More than two-million-five-hundred-thousand barrels of oil are being produced each day. Recently, oil exports have been averaging one-million-five-hundred-thousand barrels per day. Mr. Rumsfeld says, "Iraq is determined to fight the terrorists and to build over time a peaceful society":

"Iraq now has an interim constitution that includes a bill of rights and an independent judiciary. There are municipal councils in almost every major city in Iraq, most towns and most villages, and provincial councils for all of the eighteen provinces. The Iraqis are now among those in the world who are allowed to say and write and watch and listen to whatever they want and whenever they want, and it's clear that governments and the people in the Middle East are taking note."

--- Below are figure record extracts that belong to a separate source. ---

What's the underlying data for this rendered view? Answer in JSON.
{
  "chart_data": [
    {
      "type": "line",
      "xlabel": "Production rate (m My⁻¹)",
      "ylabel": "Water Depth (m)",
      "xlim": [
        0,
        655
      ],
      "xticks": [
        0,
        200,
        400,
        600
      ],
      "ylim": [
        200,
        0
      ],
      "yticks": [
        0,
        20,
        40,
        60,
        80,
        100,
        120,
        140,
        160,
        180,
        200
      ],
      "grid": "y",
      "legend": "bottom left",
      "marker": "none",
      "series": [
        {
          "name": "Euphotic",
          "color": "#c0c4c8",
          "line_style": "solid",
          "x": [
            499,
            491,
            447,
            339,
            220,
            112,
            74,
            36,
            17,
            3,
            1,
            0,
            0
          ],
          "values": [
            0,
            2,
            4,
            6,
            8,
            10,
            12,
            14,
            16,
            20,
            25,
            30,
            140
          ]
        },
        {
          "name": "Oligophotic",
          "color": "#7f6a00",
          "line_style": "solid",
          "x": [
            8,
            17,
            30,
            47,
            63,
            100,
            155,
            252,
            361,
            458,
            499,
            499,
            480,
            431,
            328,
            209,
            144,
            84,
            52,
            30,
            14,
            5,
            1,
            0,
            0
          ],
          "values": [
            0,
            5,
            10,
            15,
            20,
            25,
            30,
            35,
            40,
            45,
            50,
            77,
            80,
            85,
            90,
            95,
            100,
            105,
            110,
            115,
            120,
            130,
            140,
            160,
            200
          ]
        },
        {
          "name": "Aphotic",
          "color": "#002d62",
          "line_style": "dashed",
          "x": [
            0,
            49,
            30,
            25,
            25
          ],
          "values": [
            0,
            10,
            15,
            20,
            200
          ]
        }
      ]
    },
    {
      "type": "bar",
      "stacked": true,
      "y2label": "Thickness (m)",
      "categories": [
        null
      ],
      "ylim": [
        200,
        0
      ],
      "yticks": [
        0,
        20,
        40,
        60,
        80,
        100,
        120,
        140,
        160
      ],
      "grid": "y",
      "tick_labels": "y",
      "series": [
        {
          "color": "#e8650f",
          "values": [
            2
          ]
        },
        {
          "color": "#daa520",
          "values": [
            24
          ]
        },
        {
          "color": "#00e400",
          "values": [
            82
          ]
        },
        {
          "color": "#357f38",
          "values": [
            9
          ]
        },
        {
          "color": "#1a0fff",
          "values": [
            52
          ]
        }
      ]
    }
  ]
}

The progress will continue. The U.S. supports the international conference on Iraq organized by the Iraqi interim government and the government of Egypt. The conference will be held November 22nd and 23rd in Sharm el-Sheikh, Egypt. The U.S. understands that participants will include the Iraqi interim government, representatives of the Group of Eight countries, China, the European Union, the Arab League, the Organization of the Islamic Conference, and the United Nations.

"It's a tough struggle with setbacks," says Iyad Allawi, Iraq's prime minister, "but we are succeeding." Mr. Allawi says, "For the first time in our history, the Iraqi people can look forward to controlling our own destiny."